Moet er nu in ons land een strakke loonmatiging komen om onze concurrentiepositie te verstevigen? Als je dat doet, worden we goedkoper en kunnen we meer uitvoeren. Van Rompuy wijst echter op de keerzijde van de medaille. Na een loonmatiging wordt er minder geconsumeerd en dat is niet goed voor onze economie. Bovendien berekende hij dat de strenge Duitse loonmatiging minder werkgelegenheid opleverde in vergelijking met België. Als we in ons land een strakke loonmatiging doorvoeren, zou dat zelfs tot banenverlies lijden. Dat is niet wenselijk, want in ons land zijn al te weinig mensen economisch actief.

Van Rompuy is dan ook geen voorstander om de achteruitgang van de Belgische concurrentiepositie bij te sturen met een strenge loonmatiging. Hij pleit voor een tweesporenaanpak. Enerzijds moet de wet op de loonkostenbeheersing worden nageleefd en de overschrijdingen in het verleden moeten worden gecorrigeerd. Anderzijds moeten de gewesten en gemeenschappen de kans krijgen en grijpen om een beleid te voeren dat inspeelt op productiviteitsgroei en productinnovatie.
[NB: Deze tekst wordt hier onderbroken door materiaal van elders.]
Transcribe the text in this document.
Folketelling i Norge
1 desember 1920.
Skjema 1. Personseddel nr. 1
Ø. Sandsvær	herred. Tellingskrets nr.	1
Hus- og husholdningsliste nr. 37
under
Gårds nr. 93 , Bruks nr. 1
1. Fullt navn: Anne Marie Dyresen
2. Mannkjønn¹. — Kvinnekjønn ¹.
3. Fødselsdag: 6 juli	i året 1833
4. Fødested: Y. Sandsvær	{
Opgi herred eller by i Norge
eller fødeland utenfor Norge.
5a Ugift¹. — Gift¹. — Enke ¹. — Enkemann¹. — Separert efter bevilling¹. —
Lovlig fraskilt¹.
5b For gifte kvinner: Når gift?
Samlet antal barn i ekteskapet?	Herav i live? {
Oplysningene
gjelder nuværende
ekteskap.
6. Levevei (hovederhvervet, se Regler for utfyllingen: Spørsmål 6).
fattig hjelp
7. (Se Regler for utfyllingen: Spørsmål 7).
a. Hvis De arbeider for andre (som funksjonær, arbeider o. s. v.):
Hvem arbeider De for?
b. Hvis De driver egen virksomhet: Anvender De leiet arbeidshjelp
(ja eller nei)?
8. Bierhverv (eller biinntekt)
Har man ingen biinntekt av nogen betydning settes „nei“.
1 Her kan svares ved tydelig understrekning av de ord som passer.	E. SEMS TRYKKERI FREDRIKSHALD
En ze moeten zorgen voor een versoepeling van de werking van de arbeidsmarkten, zodat laaggeschoolden en oudere werknemers meer aan de slag gaan of blijven. Dat alles vergt natuurlijk ook meer inspanningen van de sociale partners _ luid roepen: ‘loonkosten omlaag!’ of ‘opslag nu!’ zal niet volstaan.